The movie “Revenge of the Nerds” came out in 1984 and it might as well have been a self-fulfilling prophecy. Still, the words nerd and geek, geek more than nerd because geek is often still interchanged with dork, retain some of their pejorative meanings that conjure up braces, buck teeth, acne, oversized eyeglasses, waist-high pants, and awkward, annoying company.

But since the rise of Silicon Valley and the subsequent takeover of technology in most aspects of modern life, the smartest of the bunch, the ones too smart to bother with what it takes to be a popular kid in high school—slick hair, muscles, a perfectly planned wardrobe, and dating the campus crush—are now seen to have the most potential in accumulating a fortune or influencing culture.

These days, to be a nerd is cool, to be a geek is chic. No more shame wearing a shirt emblazoned with “Got Food Poisoning? Could B. Cereus” and, if the pun is lost on anybody clueless about microbiology, it’s their loss. Who can argue against $3.2 million, the fortune a geek collector earned in 2014 from the sale of his sealed copy of Action Comics No. 1, published in 1938?

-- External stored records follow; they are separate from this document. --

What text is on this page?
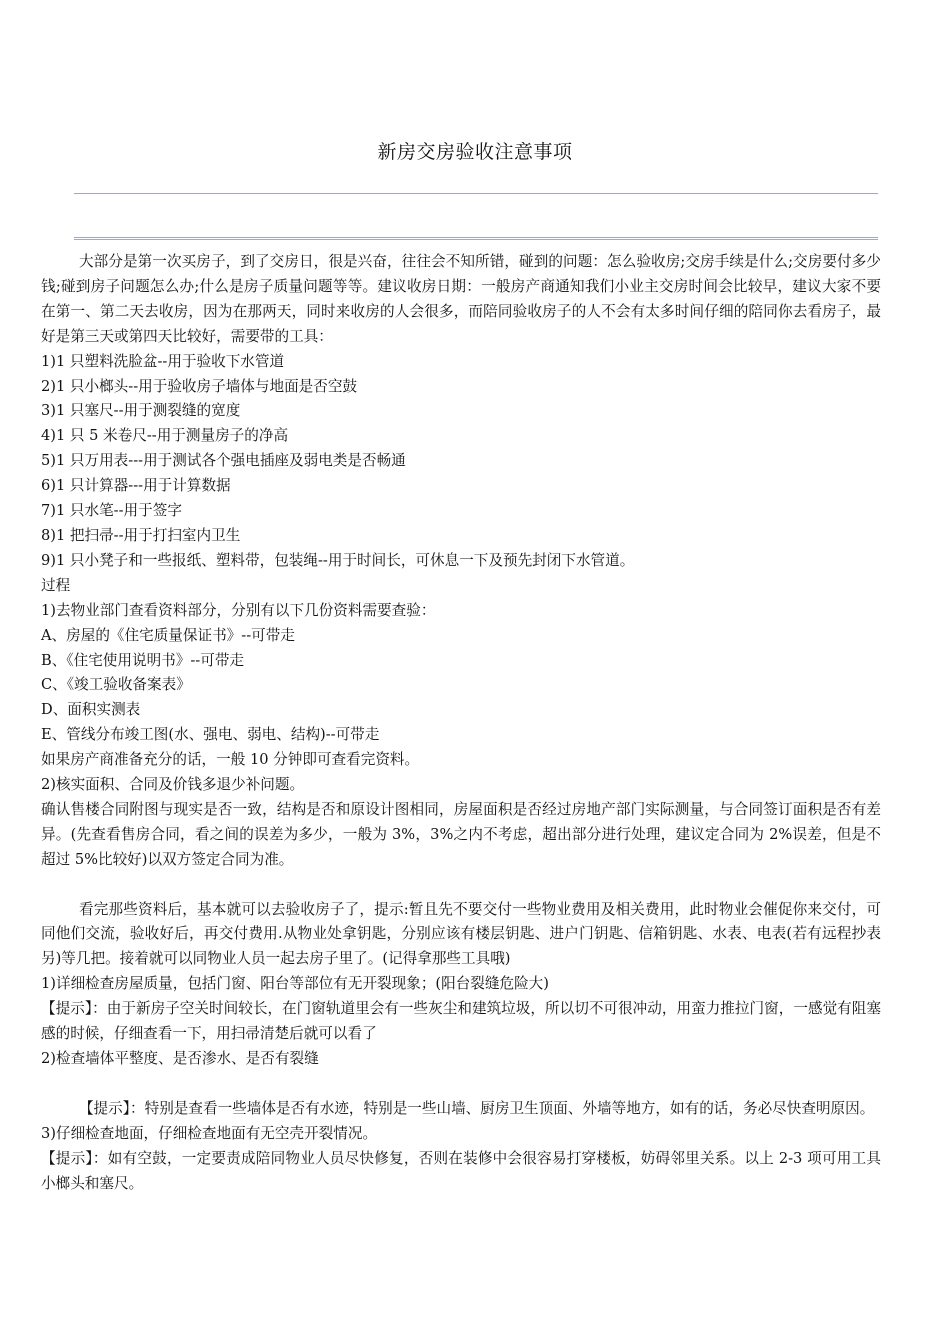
新房交房验收注意事项

大部分是第一次买房子，到了交房日，很是兴奋，往往会不知所错，碰到的问题：怎么验收房;交房手续是什么;交房要付多少钱;碰到房子问题怎么办;什么是房子质量问题等等。建议收房日期：一般房产商通知我们小业主交房时间会比较早，建议大家不要在第一、第二天去收房，因为在那两天，同时来收房的人会很多，而陪同验收房子的人不会有太多时间仔细的陪同你去看房子，最好是第三天或第四天比较好，需要带的工具：

1)1 只塑料洗脸盆--用于验收下水管道

2)1 只小榔头--用于验收房子墙体与地面是否空鼓

3)1 只塞尺--用于测裂缝的宽度

4)1 只 5 米卷尺--用于测量房子的净高

5)1 只万用表---用于测试各个强电插座及弱电类是否畅通

6)1 只计算器---用于计算数据

7)1 只水笔--用于签字

8)1 把扫帚--用于打扫室内卫生

9)1 只小凳子和一些报纸、塑料带，包装绳--用于时间长，可休息一下及预先封闭下水管道。

过程

1)去物业部门查看资料部分，分别有以下几份资料需要查验：

A、房屋的《住宅质量保证书》--可带走

B、《住宅使用说明书》--可带走

C、《竣工验收备案表》

D、面积实测表

E、管线分布竣工图(水、强电、弱电、结构)--可带走

如果房产商准备充分的话，一般 10 分钟即可查看完资料。

2)核实面积、合同及价钱多退少补问题。

确认售楼合同附图与现实是否一致，结构是否和原设计图相同，房屋面积是否经过房地产部门实际测量，与合同签订面积是否有差异。(先查看售房合同，看之间的误差为多少，一般为 3%，3%之内不考虑，超出部分进行处理，建议定合同为 2%误差，但是不超过 5%比较好)以双方签定合同为准。

看完那些资料后，基本就可以去验收房子了，提示:暂且先不要交付一些物业费用及相关费用，此时物业会催促你来交付，可同他们交流，验收好后，再交付费用.从物业处拿钥匙，分别应该有楼层钥匙、进户门钥匙、信箱钥匙、水表、电表(若有远程抄表另)等几把。接着就可以同物业人员一起去房子里了。(记得拿那些工具哦)

1)详细检查房屋质量，包括门窗、阳台等部位有无开裂现象；(阳台裂缝危险大)

【提示】：由于新房子空关时间较长，在门窗轨道里会有一些灰尘和建筑垃圾，所以切不可很冲动，用蛮力推拉门窗，一感觉有阻塞感的时候，仔细查看一下，用扫帚清楚后就可以看了

2)检查墙体平整度、是否渗水、是否有裂缝

【提示】：特别是查看一些墙体是否有水迹，特别是一些山墙、厨房卫生顶面、外墙等地方，如有的话，务必尽快查明原因。

3)仔细检查地面，仔细检查地面有无空壳开裂情况。

【提示】：如有空鼓，一定要责成陪同物业人员尽快修复，否则在装修中会很容易打穿楼板，妨碍邻里关系。以上 2-3 项可用工具小榔头和塞尺。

Maybe it’s weird that you memorized the periodic table of elements at age two or connected your Nintendo game console to a mobile phone in grade six, or applied for your first patent for a groundwater recycling system designed to reuse wastewater from sprinklers when you were just 13. You’re not a freak. You’re far more than smart. You’re not just a prodigy. You’re a geek. You are Austin Russel, founder of Luminar Technologies, the youngest billionaire at age 26 on Forbes’ 2021 list of world billionaires.

Or you could be the next one. Why not? There’s no need to be popular in these socially distanced times. There are no parties. The clubs are closed. The gyms are shuttered. And even the King and Queen of the Prom are, like you, in their house clothes all day.

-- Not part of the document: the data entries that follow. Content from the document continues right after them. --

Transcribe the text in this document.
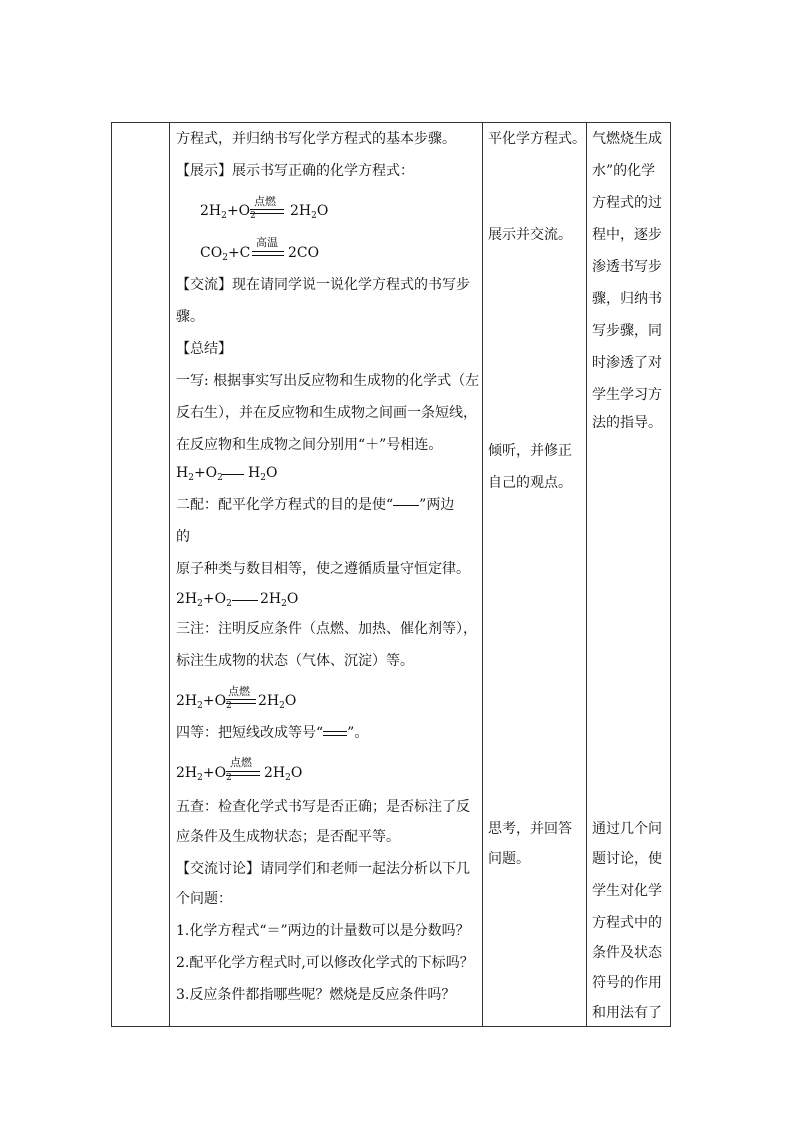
方程式，并归纳书写化学方程式的基本步骤。
【展示】展示书写正确的化学方程式：
$2H_2+O_2$
点燃
$2H_2O$
$CO_2+C$
高温
2CO
【交流】现在请同学说一说化学方程式的书写步
骤。
【总结】
一写: 根据事实写出反应物和生成物的化学式（左
反右生），并在反应物和生成物之间画一条短线，
在反应物和生成物之间分别用“＋”号相连。
$H_2+O_2$ $H_2O$
二配：配平化学方程式的目的是使“ ”两边
的
原子种类与数目相等，使之遵循质量守恒定律。
$2H_2+O_2$ $2H_2O$
三注：注明反应条件（点燃、加热、催化剂等），
标注生成物的状态（气体、沉淀）等。
$2H_2+O_2$
点燃
$2H_2O$
四等：把短线改成等号“ ”。
$2H_2+O_2$
点燃
$2H_2O$
五查：检查化学式书写是否正确；是否标注了反
应条件及生成物状态；是否配平等。
【交流讨论】请同学们和老师一起法分析以下几
个问题：
1.化学方程式“＝”两边的计量数可以是分数吗？
2.配平化学方程式时,可以修改化学式的下标吗？
3.反应条件都指哪些呢？燃烧是反应条件吗？
平化学方程式。
展示并交流。
倾听，并修正
自己的观点。
思考，并回答
问题。
气燃烧生成
水”的化学
方程式的过
程中，逐步
渗透书写步
骤，归纳书
写步骤，同
时渗透了对
学生学习方
法的指导。
通过几个问
题讨论，使
学生对化学
方程式中的
条件及状态
符号的作用
和用法有了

You can spend all day on Wikipedia or YouTube, to which Austin Russel says he owes it all, or online shopping for sports memorabilia primarily because it’s fun for you and also because you want to make serious cash from it later on, as much as the $200,000 someone made out of his William “Refrigerator” Perry’s 1985 Super Bowl XX rings at an auction in 2015.

YOUNG AND SUPER RICH The youngest, newest self-made billionaire on Forbes 2021 list, 26-year-old Luminaire founder Austin Russel

Release your inner geek now while it’s cool and it’s rich. You need not be as annoying as Napoleon Dynamite in your semi-opaque glasses and with all your anti-social quirks. You just need to be supersmart, care about how things work, and get obsessive about it.